Monkey BusinessI Don't Wanna

Writers - Tennant/Lowe
First released - 2020
Original album - Hotspot
Producer - Stuart Price
Subsequent albums - (none)
Other releases - single (tentative)

Beginning life as an instrumental composed by Chris, this song—the fourth and final single from Hotspot—has been described by Neil as being about someone who doesn't want to go out partying, but nevertheless finally decides to do so anyway. He notes that he was consciously trying to mimic Madonna's singing style when he recorded the vocal, which largely explains his use of the slang "wanna" rather than the more standard "want to."

It's a remarkably straightforward song by PSB standards. The most interesting part, at least from a lyrical perspective, comes in the final stanza, when the song's protagonist, a "lonely boy" with "his head in the clouds," who has always preferred staying at home to going out on the town, is lifted from his solitude by a song:

In a song he hears that rhythm's a dancer
And it won't take no for an answer

"Suddenly," Neil sings, he decides "reluctantly" to go out in search of "some company." And off he goes. One can't help but feel that music has just set his life on a new, more gratifying course.

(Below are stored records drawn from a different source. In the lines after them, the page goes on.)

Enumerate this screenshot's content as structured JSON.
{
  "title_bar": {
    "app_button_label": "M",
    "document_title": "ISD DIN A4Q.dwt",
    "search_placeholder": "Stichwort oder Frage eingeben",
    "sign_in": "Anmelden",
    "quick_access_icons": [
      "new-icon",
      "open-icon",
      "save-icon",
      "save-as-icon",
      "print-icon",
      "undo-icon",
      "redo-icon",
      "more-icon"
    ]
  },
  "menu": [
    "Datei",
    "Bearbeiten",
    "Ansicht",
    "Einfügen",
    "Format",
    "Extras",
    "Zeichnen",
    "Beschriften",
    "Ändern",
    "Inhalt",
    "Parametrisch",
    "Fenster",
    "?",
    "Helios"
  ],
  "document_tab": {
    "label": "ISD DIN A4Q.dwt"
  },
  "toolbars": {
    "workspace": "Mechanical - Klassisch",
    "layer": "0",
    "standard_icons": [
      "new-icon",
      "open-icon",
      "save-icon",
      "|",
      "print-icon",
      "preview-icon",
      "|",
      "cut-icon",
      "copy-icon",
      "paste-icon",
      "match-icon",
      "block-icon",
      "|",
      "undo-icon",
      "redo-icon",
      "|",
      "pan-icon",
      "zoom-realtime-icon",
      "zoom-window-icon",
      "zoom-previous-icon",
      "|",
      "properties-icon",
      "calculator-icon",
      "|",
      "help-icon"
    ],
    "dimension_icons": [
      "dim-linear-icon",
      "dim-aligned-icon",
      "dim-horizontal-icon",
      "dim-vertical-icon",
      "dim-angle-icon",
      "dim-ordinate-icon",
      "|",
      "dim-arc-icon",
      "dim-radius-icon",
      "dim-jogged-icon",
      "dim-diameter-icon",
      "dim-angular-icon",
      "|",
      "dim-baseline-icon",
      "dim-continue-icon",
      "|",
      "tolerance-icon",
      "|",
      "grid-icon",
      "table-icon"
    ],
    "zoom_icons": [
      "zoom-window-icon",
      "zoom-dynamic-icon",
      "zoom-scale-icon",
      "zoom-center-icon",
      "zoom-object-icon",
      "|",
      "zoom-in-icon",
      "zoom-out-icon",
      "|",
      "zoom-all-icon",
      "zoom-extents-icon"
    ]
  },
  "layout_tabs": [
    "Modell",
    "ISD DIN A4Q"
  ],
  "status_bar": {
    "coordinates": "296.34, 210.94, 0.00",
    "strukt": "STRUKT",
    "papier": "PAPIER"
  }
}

On a very personal note, I identify strongly, at least in retrospect, with this song's central character. Back in my high school years, I, too, was a "lonely boy" who would sit alone in my room listening to music, feeling shy, isolated, and misunderstood. Although during the school year I was usually out on Friday nights involved in school sports programs, I would always "stay in" Saturday nights. And when school wasn't in session, I'd stay in Friday nights as well. Music was, more often than not, my only companion, and I would spend hours listening to my stereo. But, unlike this song's protagonist, it wasn't a song that got me out of my room. In fact, in some ways music helped keep me there, at least making my isolation more tolerable. Rather, it was finally leaving home and heading off to college that began my process of removing the walls I had built around myself. Nevertheless, I do see quite a bit of my teenage self in "I Don't Wanna."